Though Shinzato was no longer a member of the military, that distinction matters little to many Okinawans. “He works on the base. Before, he was a Marine,” said Hiroji Yamashiro, 63, an activist who has spent 700 days protesting plans to expand the Marines’ Camp Schwab in the village of Henoko to allow the closure of Futenma Air Base, situated smack in the middle of Ginowan City. “It’s the same force.”
“Before, people didn’t think we should close all the bases,” Yamashiro added, sitting in a sweltering tent encampment across from Camp Schwab. “But after this incident, people are afraid, and really angry.”

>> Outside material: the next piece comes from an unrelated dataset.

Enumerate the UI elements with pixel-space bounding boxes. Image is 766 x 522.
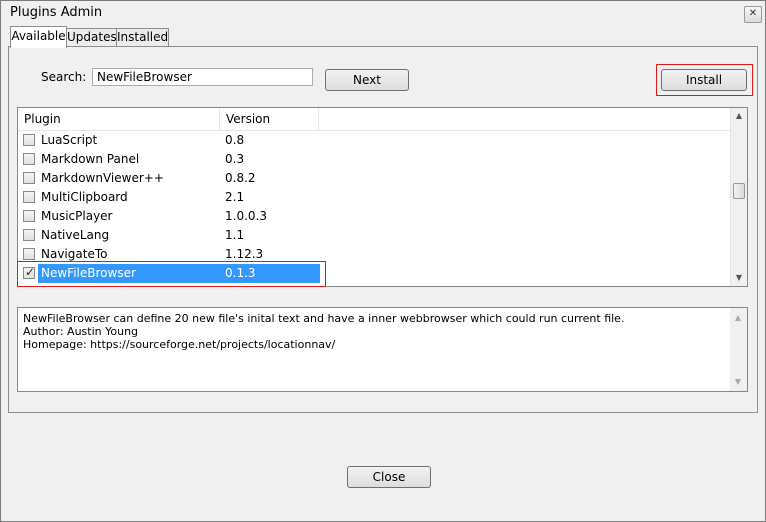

On weekends, Yamashiro flies to one of Japan’s main islands and delivers speeches anywhere he can — at train stations, or conference halls — discussing what he sees as the onerous U.S. military presence in Okinawa. He has nothing but disdain for Abe, who has fought for the expansion of Camp Schwab and modifications to Japan’s postwar pacifist constitution. “I think Abe wants to start a war with China,” he said.
Eisaku Yara, now in his sixth term as a Naha City assemblyman, said it would be dangerous for all U.S. troops to be suddenly booted from Okinawa. Though anti-base forces have found an energetic advocate in the current governor, Takeshi Onaga, Yara believes “not even half” of Okinawans want all Americans gone.
“Personally, I’d be sad if they all left,” said Yara, who thinks a gradual reduction is the most prudent approach. “After 70 years, we are all family here.”
But Yara said more needs to be done to deepen understanding between Americans and Okinawans. Even as a local assemblyman, he said, he has scant substantive contact with U.S. military officials. Some come to the city’s annual holiday party, but there’s little follow-up after business cards are exchanged.
“As a junior high school kid, I remember doing a weekend home stay on one of the U.S. bases. I stayed with a black serviceman, his wife and two kids,” recalled Yara. “It was a chance to experience American culture, which I only knew from TV and movies.”
More such programs are sorely needed, he said. And Okinawans, he added, could do more to introduce Americans to Japanese culture and language.
Eldridge agreed. More needs to be done, he said, to publicize the good things Okinawa-based troops do, both on and off duty — from volunteering to disaster-relief missions after earthquakes, typhoons and tsunamis.
“If you get the community relations right, the politics fall in place,” he said.
Particularly unsettling to many locals are provisions of the Status of Forces Agreement that can shield U.S. service members, civilian employees and some contractors from prosecution in Japan if, for example, they are on duty when an alleged crime is committed, or if they hightail it back to base after breaking the law.
Shinzato’s case shows that base workers, to some extent, are indeed subject to the Japanese justice system. But Ryota Shimabukuro, a reporter who covers the U.S. military for the local newspaper Ryukyu Shimpo, said Okinawans increasingly feel that any exemptions at all may encourage service members to engage in riskier behaviors. “This creates a situation of moral hazard.”
Back on Route 58, the silent memorial organized by Neighborhood Church Okinawa went ahead despite the Siangcos’ trepidation. The response, they said, made them feel all was not lost.
“People, not even church members, stopped their cars, parked and joined us,” said Sylvia Runyon, a 39-year-old photographer who was previously in the military. Local people pulled over to offer water and tea, and some motorists were even moved to tears. “It was overwhelming,” she said.
Pictures of the event went viral. Church members are now trying to think of ways to capitalize on their momentum. They are considering selling stickers with their heart logo and donating the proceeds to the victim’s family.
“There is a need to create a dialogue, to bring unity,” said Christian Siangco. “That is where God is challenging us.”